Though Hank had been pretending not to eavesdrop, once he was busted he smiled broadly and declared, “Mah cold dead fingers!” But then he lumbered away, back to his perch behind the counter.
“Right,” Lyle said. “So the progressives and the professionals decide that guns don’t fit their image, and they don’t learn about them and they don’t buy them. But the hicks do. It’s how they were raised.”
“And the gangstas,” Deb grumbled.
“Yeah. And the gangsters and criminals generally. And us cops. So, in San Francisco, say, that’s, what, 2,000 cops, maybe 200 on duty at any given time, protecting 700,000 citizens from 10,000 criminals. That makes no sense. That’s why things are the way they are. People refuse to protect themselves.”
“Cops want people to have guns?”
“People like you. We don’t want bad guys to have guns. But they do anyway. Why not you? Just don’t get them stolen from you.”
I thought on that. “Through all that Brady bill business, it was always some guy from Montana or Kentucky someplace standing up on the House floor talking about, ‘We need our guns for huntin’.’ And only, um, rural types hunt.” I wasn’t comfortable calling Hank a fucking hillbilly to his face.
“For the most part, yeah.”
“Fuck hunters!” Deb said, mostly to Hank.
“It’s always seemed a little creepy to me,” I agreed. “Even the ones who say they do it so they can eat it. They drive past 34 Safeways going out to the woods to wound a deer and follow its blood trail like Jason.”
“Those are the guardians of our Second Amendment rights,” Lyle said. “Yup.”
“This country ain’t right sometimes,” Deb declared. We all nodded. Even Hank.
Connected.
Monday, December 20, 1993
“I remember the first time I hurt someone.” Amalia sat up slightly. Mama kept staring out the window, but she was listening. The orderly left.
“I was . . . tiny. I mean like five. School was this new thing. Not, like, day care or nursery school or some shit, where you eat some paste and call it a day. Real school, the first time they really try and teach you stuff, you know?”
Amalia nodded. Mama stopped pretending and turned to us.
“I don’t remember what the lesson was about.
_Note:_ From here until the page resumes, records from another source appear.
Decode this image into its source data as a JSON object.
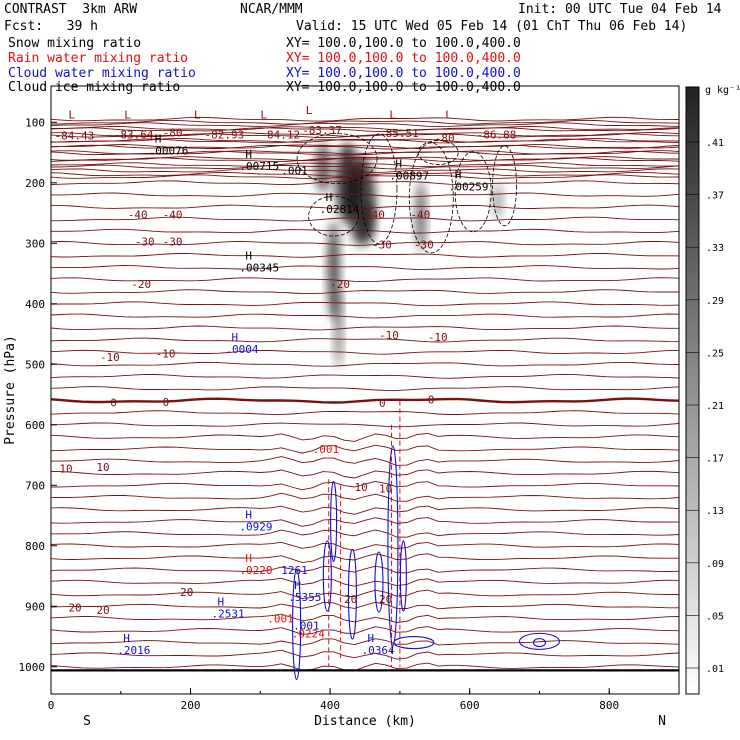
{
  "header": {
    "model": "CONTRAST  3km ARW",
    "org": "NCAR/MMM",
    "init": "Init: 00 UTC Tue 04 Feb 14",
    "fcst": "Fcst:   39 h",
    "valid": "Valid: 15 UTC Wed 05 Feb 14 (01 ChT Thu 06 Feb 14)",
    "xy": "XY= 100.0,100.0 to 100.0,400.0",
    "fields": [
      {
        "label": "Snow mixing ratio",
        "color": "#000000"
      },
      {
        "label": "Rain water mixing ratio",
        "color": "#e01010"
      },
      {
        "label": "Cloud water mixing ratio",
        "color": "#1010d0"
      },
      {
        "label": "Cloud ice mixing ratio",
        "color": "#000000"
      }
    ]
  },
  "colors": {
    "temp": "#7a1010",
    "rain": "#e01010",
    "cloud_water": "#1010d0",
    "snow": "#000000"
  },
  "chart_data": {
    "type": "contour",
    "xlabel": "Distance (km)",
    "ylabel": "Pressure (hPa)",
    "xlim": [
      0,
      900
    ],
    "ylim": [
      1045,
      40
    ],
    "x_ticks": [
      0,
      200,
      400,
      600,
      800
    ],
    "y_ticks": [
      100,
      200,
      300,
      400,
      500,
      600,
      700,
      800,
      900,
      1000
    ],
    "x_end_labels": {
      "left": "S",
      "right": "N"
    },
    "colorbar": {
      "unit": "g kg⁻¹",
      "ticks": [
        ".41",
        ".37",
        ".33",
        ".29",
        ".25",
        ".21",
        ".17",
        ".13",
        ".09",
        ".05",
        ".01"
      ]
    },
    "temperature_labels": [
      {
        "x": 5,
        "p": 122,
        "text": "-84.43"
      },
      {
        "x": 90,
        "p": 120,
        "text": "-83.64"
      },
      {
        "x": 160,
        "p": 117,
        "text": "-80"
      },
      {
        "x": 220,
        "p": 120,
        "text": "-82.93"
      },
      {
        "x": 300,
        "p": 120,
        "text": "-84.12"
      },
      {
        "x": 360,
        "p": 113,
        "text": "-83.37"
      },
      {
        "x": 470,
        "p": 118,
        "text": "-85.51"
      },
      {
        "x": 550,
        "p": 126,
        "text": "-80"
      },
      {
        "x": 610,
        "p": 120,
        "text": "-86.88"
      },
      {
        "x": 110,
        "p": 252,
        "text": "-40"
      },
      {
        "x": 160,
        "p": 252,
        "text": "-40"
      },
      {
        "x": 450,
        "p": 252,
        "text": "-40"
      },
      {
        "x": 515,
        "p": 252,
        "text": "-40"
      },
      {
        "x": 120,
        "p": 297,
        "text": "-30"
      },
      {
        "x": 160,
        "p": 297,
        "text": "-30"
      },
      {
        "x": 460,
        "p": 302,
        "text": "-30"
      },
      {
        "x": 520,
        "p": 302,
        "text": "-30"
      },
      {
        "x": 115,
        "p": 367,
        "text": "-20"
      },
      {
        "x": 400,
        "p": 367,
        "text": "-20"
      },
      {
        "x": 70,
        "p": 488,
        "text": "-10"
      },
      {
        "x": 150,
        "p": 482,
        "text": "-10"
      },
      {
        "x": 470,
        "p": 452,
        "text": "-10"
      },
      {
        "x": 540,
        "p": 455,
        "text": "-10"
      },
      {
        "x": 85,
        "p": 563,
        "text": "0"
      },
      {
        "x": 160,
        "p": 562,
        "text": "0"
      },
      {
        "x": 470,
        "p": 564,
        "text": "0"
      },
      {
        "x": 540,
        "p": 558,
        "text": "0"
      },
      {
        "x": 12,
        "p": 672,
        "text": "10"
      },
      {
        "x": 65,
        "p": 670,
        "text": "10"
      },
      {
        "x": 435,
        "p": 703,
        "text": "10"
      },
      {
        "x": 470,
        "p": 705,
        "text": "10"
      },
      {
        "x": 25,
        "p": 902,
        "text": "20"
      },
      {
        "x": 65,
        "p": 906,
        "text": "20"
      },
      {
        "x": 185,
        "p": 876,
        "text": "20"
      },
      {
        "x": 420,
        "p": 888,
        "text": "20"
      },
      {
        "x": 470,
        "p": 888,
        "text": "20"
      }
    ],
    "extrema": [
      {
        "x": 140,
        "p": 147,
        "mark": "H",
        "value": ".00076",
        "color": "#000000"
      },
      {
        "x": 270,
        "p": 172,
        "mark": "H",
        "value": ".00715",
        "color": "#000000"
      },
      {
        "x": 330,
        "p": 180,
        "mark": "",
        "value": ".001",
        "color": "#000000"
      },
      {
        "x": 385,
        "p": 243,
        "mark": "H",
        "value": ".02814",
        "color": "#000000"
      },
      {
        "x": 485,
        "p": 188,
        "mark": "H",
        "value": ".00897",
        "color": "#000000"
      },
      {
        "x": 570,
        "p": 206,
        "mark": "H",
        "value": ".00259",
        "color": "#000000"
      },
      {
        "x": 270,
        "p": 340,
        "mark": "H",
        "value": ".00345",
        "color": "#000000"
      },
      {
        "x": 250,
        "p": 475,
        "mark": "H",
        "value": ".0004",
        "color": "#1010d0"
      },
      {
        "x": 375,
        "p": 640,
        "mark": "",
        "value": ".001",
        "color": "#e01010"
      },
      {
        "x": 270,
        "p": 768,
        "mark": "H",
        "value": ".0929",
        "color": "#1010d0"
      },
      {
        "x": 270,
        "p": 840,
        "mark": "H",
        "value": ".0220",
        "color": "#e01010"
      },
      {
        "x": 330,
        "p": 840,
        "mark": "",
        "value": "1261",
        "color": "#1010d0"
      },
      {
        "x": 340,
        "p": 885,
        "mark": "H",
        "value": ".5355",
        "color": "#1010d0"
      },
      {
        "x": 230,
        "p": 912,
        "mark": "H",
        "value": ".2531",
        "color": "#1010d0"
      },
      {
        "x": 310,
        "p": 920,
        "mark": "",
        "value": ".001",
        "color": "#e01010"
      },
      {
        "x": 347,
        "p": 932,
        "mark": "",
        "value": ".001",
        "color": "#1010d0"
      },
      {
        "x": 345,
        "p": 945,
        "mark": "",
        "value": ".0224",
        "color": "#e01010"
      },
      {
        "x": 95,
        "p": 972,
        "mark": "H",
        "value": ".2016",
        "color": "#1010d0"
      },
      {
        "x": 445,
        "p": 972,
        "mark": "H",
        "value": ".0364",
        "color": "#1010d0"
      }
    ],
    "low_markers": [
      {
        "x": 25,
        "p": 87
      },
      {
        "x": 105,
        "p": 87
      },
      {
        "x": 205,
        "p": 87
      },
      {
        "x": 300,
        "p": 87
      },
      {
        "x": 365,
        "p": 80
      },
      {
        "x": 485,
        "p": 87
      },
      {
        "x": 565,
        "p": 87
      }
    ]
  }
}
Like, what color is blue or how do you spell the word ‘A’ or some sh—. . . stuff. I just remember, I knew the answer. So I raised my hand and the teacher called on me and I said it.
“No problem, right? No. Problem. There was this kid. Fat fucker. Sorry. His name was Rudy. That I remember. ’Cause Rudy was, like, the first hater. That dude is famous. He was my first hater, anyway, and because I knew what one plus one was or whatever, that fat f—. . . he had beef.
“So class is going on, and I’m sitting there and I look over at Rudy and he’s doing, you know, schoolyard sign language.” I made a fist. “I . . . am gon’ punch . . . you . . . in yo face . . . at three . . . oh . . . clock.” I showed three fingers and then pointed at the clock. “Outside.” I pointed at the window. “But when I shrugged ‘Why?’ at him, he just sat there mad-dogging me.